One problem that occasionally creeps in is the disparity in age. When Wally, a 57-year-old Equal Opportunity Fund program dean with gimpy knees, recently collided with Jeremy, a 32-year-old from the Office of Information Technology, everyone held their breath. Poor Wally looked like a New York taxi hit him and then missed several weeks. The next time we played, Jeremy covered me. With the score tied, I hit the game-winning shot when he left me to help his teammate on defense. I mistakenly believed our rapport had evolved to where I could tease Jeremy about it. The next time we played, however, he covered me with such rabid intensity that I probably should have gotten a rabies shot.
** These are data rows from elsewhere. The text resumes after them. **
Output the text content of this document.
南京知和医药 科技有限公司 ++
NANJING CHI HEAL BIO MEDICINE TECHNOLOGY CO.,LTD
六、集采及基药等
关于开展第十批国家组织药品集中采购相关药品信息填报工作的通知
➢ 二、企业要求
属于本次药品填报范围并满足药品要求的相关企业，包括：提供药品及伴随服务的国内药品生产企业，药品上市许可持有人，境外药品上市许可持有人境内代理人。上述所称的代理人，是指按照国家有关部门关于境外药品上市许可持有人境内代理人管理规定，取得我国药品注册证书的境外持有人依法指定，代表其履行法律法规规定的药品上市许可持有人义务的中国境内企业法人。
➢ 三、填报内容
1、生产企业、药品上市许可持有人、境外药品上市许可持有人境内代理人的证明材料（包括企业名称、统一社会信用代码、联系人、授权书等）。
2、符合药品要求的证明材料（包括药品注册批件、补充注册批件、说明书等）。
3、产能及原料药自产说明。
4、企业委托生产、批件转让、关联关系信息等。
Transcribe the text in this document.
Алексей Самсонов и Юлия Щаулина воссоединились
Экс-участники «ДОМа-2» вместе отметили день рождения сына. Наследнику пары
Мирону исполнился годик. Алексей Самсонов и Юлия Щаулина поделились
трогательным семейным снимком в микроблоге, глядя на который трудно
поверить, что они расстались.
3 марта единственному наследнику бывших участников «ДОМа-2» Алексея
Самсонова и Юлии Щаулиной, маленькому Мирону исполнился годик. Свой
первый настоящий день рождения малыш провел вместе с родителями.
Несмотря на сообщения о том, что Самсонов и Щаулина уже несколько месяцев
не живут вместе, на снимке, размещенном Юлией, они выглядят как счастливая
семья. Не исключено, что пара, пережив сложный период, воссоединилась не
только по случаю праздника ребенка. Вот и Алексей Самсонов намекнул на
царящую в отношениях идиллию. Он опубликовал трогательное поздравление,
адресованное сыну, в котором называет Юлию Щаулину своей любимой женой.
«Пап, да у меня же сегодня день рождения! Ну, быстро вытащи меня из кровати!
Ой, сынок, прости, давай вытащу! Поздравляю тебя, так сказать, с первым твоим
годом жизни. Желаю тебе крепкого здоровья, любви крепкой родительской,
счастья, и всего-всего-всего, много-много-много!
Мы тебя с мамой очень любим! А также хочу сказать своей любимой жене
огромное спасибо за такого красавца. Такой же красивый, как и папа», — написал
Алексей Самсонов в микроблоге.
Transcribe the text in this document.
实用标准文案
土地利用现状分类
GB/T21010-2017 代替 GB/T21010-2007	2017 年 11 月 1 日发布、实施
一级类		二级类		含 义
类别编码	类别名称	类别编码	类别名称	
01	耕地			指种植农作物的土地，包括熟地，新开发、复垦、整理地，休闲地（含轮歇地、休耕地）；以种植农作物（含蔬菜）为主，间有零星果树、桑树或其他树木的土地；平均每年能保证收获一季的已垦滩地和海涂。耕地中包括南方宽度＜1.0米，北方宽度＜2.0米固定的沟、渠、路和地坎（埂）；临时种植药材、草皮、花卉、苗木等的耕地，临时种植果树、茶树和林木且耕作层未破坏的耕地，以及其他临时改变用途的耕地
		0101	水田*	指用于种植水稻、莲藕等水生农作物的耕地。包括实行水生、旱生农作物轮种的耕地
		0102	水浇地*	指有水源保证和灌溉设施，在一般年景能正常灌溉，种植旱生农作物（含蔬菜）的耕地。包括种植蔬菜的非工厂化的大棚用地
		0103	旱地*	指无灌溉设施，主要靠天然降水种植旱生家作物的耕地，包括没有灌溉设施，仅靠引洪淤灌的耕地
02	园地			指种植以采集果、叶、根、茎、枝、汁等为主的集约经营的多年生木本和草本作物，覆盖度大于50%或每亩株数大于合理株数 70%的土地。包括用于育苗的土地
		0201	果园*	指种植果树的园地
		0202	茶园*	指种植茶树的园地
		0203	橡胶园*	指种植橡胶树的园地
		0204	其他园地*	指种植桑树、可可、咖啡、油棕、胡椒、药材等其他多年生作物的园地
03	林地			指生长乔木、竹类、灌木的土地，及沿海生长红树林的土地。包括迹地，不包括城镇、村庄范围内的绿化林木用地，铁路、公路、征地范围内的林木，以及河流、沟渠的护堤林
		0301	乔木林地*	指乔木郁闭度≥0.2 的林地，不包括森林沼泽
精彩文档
Rushing through the game during lunch hour leaves little time for conversation; rarely do you to get to know someone beyond the pleasantries and locker-room banter. I realized last fall, however, that sometimes anonymity falls away when, after playing alongside old John on a Thursday, I opened the newspaper on Saturday and came across an obituary that said John Kalafat, a 63-year-old psychologist at the Graduate School of Applied and Professional Psychology, had died suddenly of a heart attack on Friday. I only knew John as a gentle soul with a clunky knee brace and a fierce determination to play for as long as he could. There was no photograph with the obituary, but I knew it was him when his wife was quoted as saying that one of his favorite things in the world was his lunchtime hoops game.

Just two days before, John had been grumbling like the rest of us about missing shots and careless turnovers. In the blink of an eye, he died, leaving behind a loving family and a lifetime of professional accomplishments – a part of him I barely knew and which he had little time to share. Stunned as we were, the game went on as usual, as it always has. I suspect John would have wanted it that way.